UC Berkley is welding two of my linguistic loves: large amounts of data and dead languages. I have to try and bring this kind of thing to Brandeis. We love large amounts of properly formatted data.
I’ve always had a thing for dead languages and historical linguistics. I don’t know what it is, but the notions of sound change and language families has fascinated me for most of my life. I don’t know if it started when I saw a map of the major language families of Europe in a book, or when my dad dropped the bombshell that English and German actually had something in common, or when I read the last appendix to The Return of the King and realized you could actually simulate this stuff wholesale, but as a result, language construction and language reconstructions are areas I wish I could do some real research in. Maybe someday.
But this Berkley thing is really cool. Basically it’s the same thing that historical linguists have done by hand for years, but done by statistical machine learning algorithms, which makes it a hell of a lot faster.
For example, take a few cognates—or words of similar structure that mean roughly the same thing: say, English wheel and Dutch wiel. If these two words are the only correspondence you know, you can make a rough assumption that English wh corresponds to Dutch w, both languages have a long i (ee sound) in the middle position and l at the end. Thus the ancestor of these word would have a form of either *wīl or *hwīl. Which one? To answer this question, you pull in data from other related languages, say, Norwegian hjul. From the h at the beginning of the Norwegian word, you can hypothesize that the ancestral form was more likely *hwīl (actually it was probably more like *hwehul because vowels are extra fluid). The more examples you pull in from various languages, the closer your algorithm approaches a more certain approximation of the ancestral form.
So what they’ve built is a computer that does all that hand-work for you.
Why should we care? Anybody who spoke a dead language lived thousands of years ago. At Berkley, they’re reconstructing Proto-Austronesian, whose speakers not only lived thousands of years ago, but thousands of years ago in the middle of the South China Sea. So what?
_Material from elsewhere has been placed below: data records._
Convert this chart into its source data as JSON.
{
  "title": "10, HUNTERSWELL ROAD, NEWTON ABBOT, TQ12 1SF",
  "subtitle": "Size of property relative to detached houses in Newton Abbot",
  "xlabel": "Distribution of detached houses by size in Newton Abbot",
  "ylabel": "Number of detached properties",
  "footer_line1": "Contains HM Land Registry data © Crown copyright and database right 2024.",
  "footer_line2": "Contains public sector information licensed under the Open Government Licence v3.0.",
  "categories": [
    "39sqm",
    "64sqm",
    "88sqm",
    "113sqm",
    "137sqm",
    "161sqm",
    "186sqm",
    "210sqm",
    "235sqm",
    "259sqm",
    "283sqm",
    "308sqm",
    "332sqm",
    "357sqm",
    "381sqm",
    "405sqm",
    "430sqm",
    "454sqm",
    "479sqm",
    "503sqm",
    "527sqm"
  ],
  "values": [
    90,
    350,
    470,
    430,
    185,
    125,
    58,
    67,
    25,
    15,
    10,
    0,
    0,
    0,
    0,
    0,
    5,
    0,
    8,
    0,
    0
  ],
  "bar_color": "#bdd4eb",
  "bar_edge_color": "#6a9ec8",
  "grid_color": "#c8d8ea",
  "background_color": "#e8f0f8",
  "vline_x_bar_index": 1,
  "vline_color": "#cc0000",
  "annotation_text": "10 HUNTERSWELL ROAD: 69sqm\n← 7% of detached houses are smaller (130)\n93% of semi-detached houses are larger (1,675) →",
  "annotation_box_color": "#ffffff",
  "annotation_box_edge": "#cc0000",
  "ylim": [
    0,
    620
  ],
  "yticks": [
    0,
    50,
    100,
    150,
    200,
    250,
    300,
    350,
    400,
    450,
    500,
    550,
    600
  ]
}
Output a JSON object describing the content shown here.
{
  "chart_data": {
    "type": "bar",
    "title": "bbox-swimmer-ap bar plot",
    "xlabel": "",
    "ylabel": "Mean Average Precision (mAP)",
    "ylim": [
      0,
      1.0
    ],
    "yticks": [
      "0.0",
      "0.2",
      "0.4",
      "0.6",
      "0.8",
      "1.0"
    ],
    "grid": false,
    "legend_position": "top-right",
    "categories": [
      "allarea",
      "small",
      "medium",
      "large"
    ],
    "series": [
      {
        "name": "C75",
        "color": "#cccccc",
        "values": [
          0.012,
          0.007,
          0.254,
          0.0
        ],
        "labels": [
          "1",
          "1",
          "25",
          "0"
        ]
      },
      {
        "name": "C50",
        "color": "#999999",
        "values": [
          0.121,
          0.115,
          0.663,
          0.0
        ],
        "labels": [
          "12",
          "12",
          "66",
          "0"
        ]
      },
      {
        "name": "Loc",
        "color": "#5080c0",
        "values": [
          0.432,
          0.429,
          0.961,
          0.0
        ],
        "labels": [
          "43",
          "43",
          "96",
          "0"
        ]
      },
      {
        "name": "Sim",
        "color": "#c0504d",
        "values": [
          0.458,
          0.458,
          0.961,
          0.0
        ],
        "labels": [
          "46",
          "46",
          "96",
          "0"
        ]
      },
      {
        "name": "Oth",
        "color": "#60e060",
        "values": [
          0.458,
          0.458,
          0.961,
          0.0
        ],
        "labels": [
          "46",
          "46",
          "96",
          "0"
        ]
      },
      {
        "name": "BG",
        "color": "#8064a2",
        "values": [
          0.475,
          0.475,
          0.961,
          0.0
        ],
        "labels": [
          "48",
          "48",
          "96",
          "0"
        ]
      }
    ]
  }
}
So, the simple fact of what words are reconstructed can tell us tons about what life was like in that time and place. Because if you have a word for something, it means you have that something. The fact the reconstructed Proto-Indo-European has words for “wheel,” “horse,” and “snow,” but not for “sea” or “orange tree” already tells us they had wheeled vehicles, horses to pull them, and lived in a temperate-to-cold location far from a coastline. See that? Five words, and I’ve already outlined a picture of a culture that was dead a thousand years before anyone ever heard of Ancient Greece.
I haven’t seen Berkley’s data, but I’ll bet we’ll find that Proto-Austronesians had words for “boat” and “ocean” and maybe “coconut” or something, but had never thought of “snow” and thought “horse” was something you got after a long night of screaming. Now, we could have probably extrapolated that anyway, given what we know about modern day Pacific Islanders and their ancestors, but what we would also find are words for deities, mythology, and social customs, which when trying to crack open the culture that built the Easter Island statues could be invaluable. And we can apply the same techniques to data from language families about which we know even less, like those of Sub-Saharan Africa and the Americas, and learn things about them and the cultures they existed in.
In a world governed by Einsteinian physics, this is a time machine indeed.